Monday, November 9, 2009

The Princess Diaries


Pet peeve of the day: every time I lean over, salt water runs out of my nose.

How I love the return of sinus infection season, with it's excruciating headaches and nasal irrigation. Nothing like starting the day with a two ton head  and a very strong desire to stick a sharp stick into your skull. I should be used to it by now, but just like a Bostonian greeting Winter's first snowfall, I can't believe how much it sucks EVERY YEAR. These annual occurrences are part of my Fall, and as I transition from hayfever to sinus cleansing, the dark afternoons and lost gloves become part of the scenery. But something very, very strange happened this year, something so unexpected that I was as caught completely off guard.

I have started dressing like a girl. 

Sweater dresses. Tights. Skirts. Tunics. Lipstick. It is truly puzzling. I have been skating along the edge of girlie for years, but never fallen into the pond,and inexplicably, that is what has happened. It's not as if I have been dressing like a 15 year old boy.
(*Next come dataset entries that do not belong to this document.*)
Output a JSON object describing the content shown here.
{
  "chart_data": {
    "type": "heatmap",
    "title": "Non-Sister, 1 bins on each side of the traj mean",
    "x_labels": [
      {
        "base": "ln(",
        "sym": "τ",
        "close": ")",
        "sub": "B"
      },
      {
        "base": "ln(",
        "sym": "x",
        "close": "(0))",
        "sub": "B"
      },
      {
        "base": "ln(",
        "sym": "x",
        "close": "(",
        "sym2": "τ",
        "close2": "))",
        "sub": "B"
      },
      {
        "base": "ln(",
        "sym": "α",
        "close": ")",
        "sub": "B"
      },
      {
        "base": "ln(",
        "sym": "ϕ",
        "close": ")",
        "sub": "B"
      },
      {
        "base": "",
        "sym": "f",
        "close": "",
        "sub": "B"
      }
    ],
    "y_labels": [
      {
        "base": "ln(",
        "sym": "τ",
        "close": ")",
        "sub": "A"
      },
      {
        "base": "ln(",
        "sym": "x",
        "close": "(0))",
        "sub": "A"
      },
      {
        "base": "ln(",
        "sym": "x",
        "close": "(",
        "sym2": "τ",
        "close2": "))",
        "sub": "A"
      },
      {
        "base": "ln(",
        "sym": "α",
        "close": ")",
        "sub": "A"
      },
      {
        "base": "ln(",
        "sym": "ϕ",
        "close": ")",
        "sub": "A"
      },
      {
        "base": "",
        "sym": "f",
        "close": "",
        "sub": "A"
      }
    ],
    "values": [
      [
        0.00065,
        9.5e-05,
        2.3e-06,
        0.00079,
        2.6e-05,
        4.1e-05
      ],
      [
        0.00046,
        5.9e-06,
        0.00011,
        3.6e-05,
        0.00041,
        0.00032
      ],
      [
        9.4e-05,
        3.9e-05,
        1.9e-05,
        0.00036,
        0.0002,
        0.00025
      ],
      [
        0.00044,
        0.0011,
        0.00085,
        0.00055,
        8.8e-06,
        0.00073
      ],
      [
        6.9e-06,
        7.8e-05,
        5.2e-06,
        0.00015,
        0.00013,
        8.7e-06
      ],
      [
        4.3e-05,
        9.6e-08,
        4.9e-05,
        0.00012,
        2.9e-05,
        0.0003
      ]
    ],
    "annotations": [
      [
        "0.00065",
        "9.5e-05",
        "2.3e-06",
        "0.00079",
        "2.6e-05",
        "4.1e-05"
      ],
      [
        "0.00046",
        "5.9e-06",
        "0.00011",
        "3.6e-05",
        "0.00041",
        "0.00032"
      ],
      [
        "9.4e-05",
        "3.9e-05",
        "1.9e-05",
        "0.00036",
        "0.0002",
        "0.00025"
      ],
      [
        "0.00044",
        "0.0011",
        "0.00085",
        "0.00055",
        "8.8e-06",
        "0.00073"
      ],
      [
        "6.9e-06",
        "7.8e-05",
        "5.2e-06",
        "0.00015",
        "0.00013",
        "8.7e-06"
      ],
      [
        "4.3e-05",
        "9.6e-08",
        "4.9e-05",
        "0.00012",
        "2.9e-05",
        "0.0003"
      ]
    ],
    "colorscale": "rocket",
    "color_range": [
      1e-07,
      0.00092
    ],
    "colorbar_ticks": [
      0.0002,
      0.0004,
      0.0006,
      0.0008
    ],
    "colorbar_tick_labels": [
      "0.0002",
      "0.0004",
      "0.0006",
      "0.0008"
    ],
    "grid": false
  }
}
But since I started doing Pilates in earnest, I have these muscly thighs that make 80% of my jeans uncomfortable. And perhaps most surprising of all, I have an ass. An actual, honest-to-god booty.  I have lived 42 years as the unfortunate genetic recipient of a Jewish flat ass, which I thought was a lost cause. After a lot of years of being used to looking one way (pretty much straight down), suddenly having something very different is both wonderful and confusing. Nothing fits the same way, but that is kind of cool. And now I have a goyish ass to balance my Jewish nose. For the last 5 days, I have worn tights and a dress, and motorcycle boots.  And dark lipstick. And today, a hairstyle I like to call Sharon-Tate-in-Valley-of-the-Dolls, actually showing my whole forehead. I mean, the whole thing. I think I have been more sensitive about my forehead than my non-ass; I had a hairdresser who took one look at me, put his hand on my forehead and said, "Oh, honey, you need BANGS!" So, people, this is BIG NEWS: aside from the princess garb, my forehead is naked. And I don't feel like anyone should be showing a movie on it. So it seems that being 43, aside from the fight against decrepitude, is not entirely predictable. Sweet.

And something that I have meant to comment on for weeks already, Big Love to the geniuses at Coca-Cola for fueling both my addiction and my happiness. A few weeks back, on my way down to the Cape, I stopped at a mini-mart for supplies, and in the cold case, I found a tall boy of Diet Coke. 16 Fluid oz. of delight for a mere 99 cents!! I believe I heard angels singing before I passed out. I have not been able to find these up here, but in order to enjoy my super-buzz a bit longer, I used the can opener on the top of the can and now it makes a lovely vase for the flowers in my office.  I smile every time I look at it. And in case you are wondering, to the left of the 12 oz can is the most perfect birthday present ever--a Diet Coke cuff. My BFF knows me so well. So suburban Wonder Woman!